Von Alexander Dworzak aus Dresden

Politik

In Dresden wächst Pegida weiter und feiert Weihnachten auf ihre Art - doch viele Bürger wehren sich gegen die rechte Bewegung. Eine Reportage.


Dresden. Unweit der Dresdner Altstadt ragt die Silhouette einer riesigen Moschee in den Himmel der sächsischen Landeshauptstadt. Es ist ein imposantes Bauwerk, 62 Meter hoch, mit einer funkelnden Glaskuppel. Doch die sogenannte Yenidze ist ein Potemkinsches Dorf. Erbaut 1909, diente sie einst als Tabakfabrik. Der osmanisierende Stil spielte auf die Herkunft des Tabaks an, und der Rauchfang wurde als Minarett getarnt.
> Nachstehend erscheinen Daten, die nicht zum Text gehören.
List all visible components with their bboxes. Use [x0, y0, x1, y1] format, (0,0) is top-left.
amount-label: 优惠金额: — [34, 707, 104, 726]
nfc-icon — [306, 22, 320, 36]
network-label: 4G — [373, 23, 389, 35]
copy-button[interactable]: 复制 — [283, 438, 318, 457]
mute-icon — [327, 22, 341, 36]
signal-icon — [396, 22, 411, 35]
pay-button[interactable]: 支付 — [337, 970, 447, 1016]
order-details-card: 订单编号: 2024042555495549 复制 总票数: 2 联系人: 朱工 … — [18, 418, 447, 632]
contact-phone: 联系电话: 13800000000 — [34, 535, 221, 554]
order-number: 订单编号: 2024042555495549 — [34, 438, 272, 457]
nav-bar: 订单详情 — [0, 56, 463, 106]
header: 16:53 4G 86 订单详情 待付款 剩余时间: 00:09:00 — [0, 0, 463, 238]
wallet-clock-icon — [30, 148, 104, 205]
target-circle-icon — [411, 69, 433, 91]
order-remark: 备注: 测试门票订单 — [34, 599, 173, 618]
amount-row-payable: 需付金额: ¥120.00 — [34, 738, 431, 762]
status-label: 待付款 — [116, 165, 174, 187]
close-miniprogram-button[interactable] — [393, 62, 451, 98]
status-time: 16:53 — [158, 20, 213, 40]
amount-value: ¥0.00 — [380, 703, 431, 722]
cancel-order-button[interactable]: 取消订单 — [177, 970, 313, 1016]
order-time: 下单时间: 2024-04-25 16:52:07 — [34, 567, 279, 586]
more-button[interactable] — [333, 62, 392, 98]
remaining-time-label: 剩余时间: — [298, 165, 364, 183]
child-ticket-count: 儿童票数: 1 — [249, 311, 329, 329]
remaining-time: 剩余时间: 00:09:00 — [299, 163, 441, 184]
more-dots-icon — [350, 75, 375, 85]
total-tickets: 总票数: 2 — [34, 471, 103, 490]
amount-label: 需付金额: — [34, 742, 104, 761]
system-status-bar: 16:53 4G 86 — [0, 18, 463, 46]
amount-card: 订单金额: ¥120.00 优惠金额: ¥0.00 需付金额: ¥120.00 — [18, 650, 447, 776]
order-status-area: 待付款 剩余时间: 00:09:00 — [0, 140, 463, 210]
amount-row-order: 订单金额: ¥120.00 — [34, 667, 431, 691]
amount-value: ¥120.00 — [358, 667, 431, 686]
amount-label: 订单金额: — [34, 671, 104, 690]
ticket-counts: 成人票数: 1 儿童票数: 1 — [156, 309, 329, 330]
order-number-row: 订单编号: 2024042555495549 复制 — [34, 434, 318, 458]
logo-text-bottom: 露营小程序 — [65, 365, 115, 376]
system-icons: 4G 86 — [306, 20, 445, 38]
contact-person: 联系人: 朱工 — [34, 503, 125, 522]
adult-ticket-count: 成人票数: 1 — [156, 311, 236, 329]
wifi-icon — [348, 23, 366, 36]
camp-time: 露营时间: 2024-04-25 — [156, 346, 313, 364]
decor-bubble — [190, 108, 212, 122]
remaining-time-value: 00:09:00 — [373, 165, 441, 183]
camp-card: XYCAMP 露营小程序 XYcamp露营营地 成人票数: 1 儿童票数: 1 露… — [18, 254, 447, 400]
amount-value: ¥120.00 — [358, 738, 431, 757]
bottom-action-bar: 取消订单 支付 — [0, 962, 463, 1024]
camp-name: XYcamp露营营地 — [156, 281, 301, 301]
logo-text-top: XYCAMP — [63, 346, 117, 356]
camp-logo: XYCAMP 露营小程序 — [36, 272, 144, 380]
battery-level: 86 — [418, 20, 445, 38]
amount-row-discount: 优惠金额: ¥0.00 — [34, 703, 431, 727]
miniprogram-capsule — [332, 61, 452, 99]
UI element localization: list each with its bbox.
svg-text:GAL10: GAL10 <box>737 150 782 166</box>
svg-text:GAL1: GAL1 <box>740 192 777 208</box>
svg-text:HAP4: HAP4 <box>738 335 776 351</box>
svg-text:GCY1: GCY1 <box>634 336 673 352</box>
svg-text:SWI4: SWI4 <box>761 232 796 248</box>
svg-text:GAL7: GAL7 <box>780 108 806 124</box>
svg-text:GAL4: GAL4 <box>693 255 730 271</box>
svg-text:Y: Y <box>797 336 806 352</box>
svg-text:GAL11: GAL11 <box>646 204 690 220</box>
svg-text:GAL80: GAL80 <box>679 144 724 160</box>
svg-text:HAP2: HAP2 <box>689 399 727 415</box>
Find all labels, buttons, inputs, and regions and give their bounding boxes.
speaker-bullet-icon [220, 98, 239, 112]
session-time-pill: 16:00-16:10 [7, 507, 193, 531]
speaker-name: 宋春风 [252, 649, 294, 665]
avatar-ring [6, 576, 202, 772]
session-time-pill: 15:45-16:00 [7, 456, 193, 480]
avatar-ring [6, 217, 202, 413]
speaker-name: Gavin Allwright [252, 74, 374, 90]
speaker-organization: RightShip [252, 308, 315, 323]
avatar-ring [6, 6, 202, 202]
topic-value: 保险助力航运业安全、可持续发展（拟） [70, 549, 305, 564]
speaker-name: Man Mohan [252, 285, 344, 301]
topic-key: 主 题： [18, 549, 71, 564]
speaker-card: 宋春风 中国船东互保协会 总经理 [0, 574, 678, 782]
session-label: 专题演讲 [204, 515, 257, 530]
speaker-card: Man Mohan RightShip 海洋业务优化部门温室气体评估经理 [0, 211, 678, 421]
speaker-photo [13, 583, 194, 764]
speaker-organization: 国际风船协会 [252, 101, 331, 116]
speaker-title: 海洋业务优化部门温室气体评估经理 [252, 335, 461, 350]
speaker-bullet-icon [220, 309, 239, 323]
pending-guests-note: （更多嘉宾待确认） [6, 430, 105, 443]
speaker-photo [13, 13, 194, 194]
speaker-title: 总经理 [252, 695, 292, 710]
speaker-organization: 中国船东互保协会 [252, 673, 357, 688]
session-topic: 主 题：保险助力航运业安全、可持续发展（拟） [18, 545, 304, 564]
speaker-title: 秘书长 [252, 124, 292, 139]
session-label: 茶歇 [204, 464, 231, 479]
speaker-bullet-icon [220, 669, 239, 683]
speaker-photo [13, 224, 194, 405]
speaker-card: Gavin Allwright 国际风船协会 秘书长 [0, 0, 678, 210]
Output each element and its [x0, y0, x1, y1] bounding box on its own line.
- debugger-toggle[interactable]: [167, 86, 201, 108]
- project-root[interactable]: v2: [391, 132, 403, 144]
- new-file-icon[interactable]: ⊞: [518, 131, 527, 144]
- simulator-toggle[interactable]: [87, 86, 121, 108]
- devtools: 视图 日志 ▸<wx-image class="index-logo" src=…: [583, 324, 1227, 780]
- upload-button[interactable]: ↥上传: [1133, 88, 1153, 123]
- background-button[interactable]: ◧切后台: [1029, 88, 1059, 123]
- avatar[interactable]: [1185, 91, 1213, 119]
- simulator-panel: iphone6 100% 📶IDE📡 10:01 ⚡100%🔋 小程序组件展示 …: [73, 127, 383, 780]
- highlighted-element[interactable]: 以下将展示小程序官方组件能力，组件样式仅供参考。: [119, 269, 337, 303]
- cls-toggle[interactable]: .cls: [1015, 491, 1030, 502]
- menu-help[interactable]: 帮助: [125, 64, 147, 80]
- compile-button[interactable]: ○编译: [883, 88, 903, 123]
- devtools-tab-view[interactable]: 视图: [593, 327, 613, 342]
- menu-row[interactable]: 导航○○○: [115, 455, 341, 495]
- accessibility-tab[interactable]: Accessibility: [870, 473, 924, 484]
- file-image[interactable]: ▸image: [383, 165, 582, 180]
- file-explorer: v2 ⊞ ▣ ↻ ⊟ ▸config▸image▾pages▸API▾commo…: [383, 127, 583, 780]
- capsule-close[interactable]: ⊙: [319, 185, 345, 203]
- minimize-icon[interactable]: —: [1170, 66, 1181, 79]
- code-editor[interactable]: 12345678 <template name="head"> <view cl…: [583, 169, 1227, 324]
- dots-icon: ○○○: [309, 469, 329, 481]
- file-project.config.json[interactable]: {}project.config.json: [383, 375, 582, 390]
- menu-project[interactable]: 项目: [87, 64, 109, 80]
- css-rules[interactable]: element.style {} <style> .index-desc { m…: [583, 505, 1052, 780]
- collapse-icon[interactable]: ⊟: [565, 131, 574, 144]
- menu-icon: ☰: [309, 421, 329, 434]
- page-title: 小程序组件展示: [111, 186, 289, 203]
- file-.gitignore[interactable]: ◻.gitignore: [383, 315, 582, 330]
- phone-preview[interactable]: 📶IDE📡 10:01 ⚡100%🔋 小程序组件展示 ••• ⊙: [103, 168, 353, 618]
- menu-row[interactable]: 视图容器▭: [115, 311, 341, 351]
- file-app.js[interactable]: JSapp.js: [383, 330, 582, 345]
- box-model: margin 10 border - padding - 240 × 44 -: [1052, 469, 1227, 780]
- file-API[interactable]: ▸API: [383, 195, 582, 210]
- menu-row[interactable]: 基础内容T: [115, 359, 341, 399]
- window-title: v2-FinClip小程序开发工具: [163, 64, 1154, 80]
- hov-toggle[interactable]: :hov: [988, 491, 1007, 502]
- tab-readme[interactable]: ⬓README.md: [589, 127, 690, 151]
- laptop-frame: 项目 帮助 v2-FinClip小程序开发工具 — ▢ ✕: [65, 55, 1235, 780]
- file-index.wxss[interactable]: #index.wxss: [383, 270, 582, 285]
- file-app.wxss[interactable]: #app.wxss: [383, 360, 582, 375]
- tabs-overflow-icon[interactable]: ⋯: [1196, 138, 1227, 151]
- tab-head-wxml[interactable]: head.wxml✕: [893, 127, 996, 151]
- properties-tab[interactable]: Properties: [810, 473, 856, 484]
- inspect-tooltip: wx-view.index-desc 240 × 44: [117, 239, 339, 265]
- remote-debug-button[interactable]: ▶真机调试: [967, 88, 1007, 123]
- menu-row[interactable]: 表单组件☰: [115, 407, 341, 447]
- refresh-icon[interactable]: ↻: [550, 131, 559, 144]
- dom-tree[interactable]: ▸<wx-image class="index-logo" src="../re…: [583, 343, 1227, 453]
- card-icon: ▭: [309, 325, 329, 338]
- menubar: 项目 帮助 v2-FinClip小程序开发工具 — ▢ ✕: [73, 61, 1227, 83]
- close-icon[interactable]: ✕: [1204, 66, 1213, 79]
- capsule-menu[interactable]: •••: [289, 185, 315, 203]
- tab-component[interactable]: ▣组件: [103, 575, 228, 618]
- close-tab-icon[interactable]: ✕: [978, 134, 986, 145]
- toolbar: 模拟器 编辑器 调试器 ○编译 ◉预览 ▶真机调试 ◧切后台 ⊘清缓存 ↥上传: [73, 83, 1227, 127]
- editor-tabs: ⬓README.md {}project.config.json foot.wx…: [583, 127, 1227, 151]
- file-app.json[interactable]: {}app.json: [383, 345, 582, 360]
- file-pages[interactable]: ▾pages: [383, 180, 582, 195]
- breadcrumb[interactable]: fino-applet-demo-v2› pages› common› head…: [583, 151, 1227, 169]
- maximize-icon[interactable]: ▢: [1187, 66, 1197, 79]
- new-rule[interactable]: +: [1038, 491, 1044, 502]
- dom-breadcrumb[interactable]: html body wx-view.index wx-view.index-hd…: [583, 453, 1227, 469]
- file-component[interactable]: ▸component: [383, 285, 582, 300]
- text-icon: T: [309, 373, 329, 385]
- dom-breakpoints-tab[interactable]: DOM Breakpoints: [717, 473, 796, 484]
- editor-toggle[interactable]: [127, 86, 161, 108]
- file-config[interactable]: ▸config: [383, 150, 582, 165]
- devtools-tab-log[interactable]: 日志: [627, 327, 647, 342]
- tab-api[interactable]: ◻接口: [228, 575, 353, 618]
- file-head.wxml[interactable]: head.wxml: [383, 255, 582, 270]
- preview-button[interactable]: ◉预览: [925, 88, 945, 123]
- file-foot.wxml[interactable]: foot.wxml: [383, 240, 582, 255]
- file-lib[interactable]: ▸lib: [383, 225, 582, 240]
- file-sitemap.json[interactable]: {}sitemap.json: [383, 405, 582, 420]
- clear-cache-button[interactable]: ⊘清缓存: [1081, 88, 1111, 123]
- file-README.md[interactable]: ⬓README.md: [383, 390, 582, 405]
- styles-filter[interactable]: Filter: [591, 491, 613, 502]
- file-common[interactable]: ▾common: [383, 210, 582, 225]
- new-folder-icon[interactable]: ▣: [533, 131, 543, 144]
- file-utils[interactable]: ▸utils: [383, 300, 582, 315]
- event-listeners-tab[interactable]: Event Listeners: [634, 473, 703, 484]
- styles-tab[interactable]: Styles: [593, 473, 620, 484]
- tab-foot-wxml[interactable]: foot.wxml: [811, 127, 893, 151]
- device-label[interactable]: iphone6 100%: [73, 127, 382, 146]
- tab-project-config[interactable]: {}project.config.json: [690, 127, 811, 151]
Heute beherbergt die Yenidze Büros, Lokale und den "Verein der Freunde der 1001 Märchen". Schöne Grüße aus dem Morgenland.

Jene, die das Abendland retten wollen, versammeln sich rund einen Kilometer von der Yenidze entfernt. Auf dem Theaterplatz vor der berühmten Semperoper intonieren sie inbrünstig "Wir sind das Volk". Pegida, Akronym für die selbsternannten "Patriotischen Europäer gegen die Islamisierung des Abendlandes", hat gerufen - und so viele wie noch nie zuvor folgten. Jeden Montag in den vergangenen zehn Wochen traf sich die Gruppierung - montags, genau wie die Demonstranten in der DDR, die vor 25 Jahren ebenfalls "Wir sind das Volk" riefen. Angefangen hat Pegida mit ein paar hundert, mittlerweile kommen 17.500 Bürger. Sie jubeln dem Initiator Lutz Bachmann zu, dessen Bewegung die etablierte Politik vor allem mit einem begegnet: Ratlosigkeit.

Der Inhaber einer Fotoagentur ist wegen 16-fachem Einbruch vorbestraft. Politisch macht er sich nicht die Finger schmutzig. Der 41-Jährige inszeniert den Abend - der Kulisse entsprechend - wie ein Bühnenstück. Erster Akt: Die unterdrückten Deutschen müssen wieder Herr im eigenen Haus werden. Plumpe Ausländerfeindlichkeit kommt Bachmann nicht über die Lippen, er lässt andere für sich sprechen. Darunter Kanzlerin Angela Merkel höchstpersönlich: "Der Ansatz für Multikulti ist gescheitert", zitiert er genüsslich eine Rede aus dem Jahr 2010. Dass der Ausländeranteil in Sachsen bei 2,2 Prozent liegt, spielt keine Rolle.

Bachmanns Seitenhiebe tun den Konservativen weh, schließlich ist Sachsen CDU-Erbpacht. Seit den ersten freien Wahlen vor 24 Jahren stellt sie den Ministerpräsidenten. Der nunmehrige "Landesvater" Stanislaw Tillich will die politischen Vorhaben und Leistungen besser kommunizieren, Schwächung von Pegida durch mehr Dialog ist sein Motto. Doch Dialog mit wem und worüber bei der Vielfalt an Kritik - von der zu weichen Asylpolitik bis zur geplanten deutschen Pkw-Maut, von einer Zurückdrängung des Islam bis zum Ende der Russland-Sanktionen.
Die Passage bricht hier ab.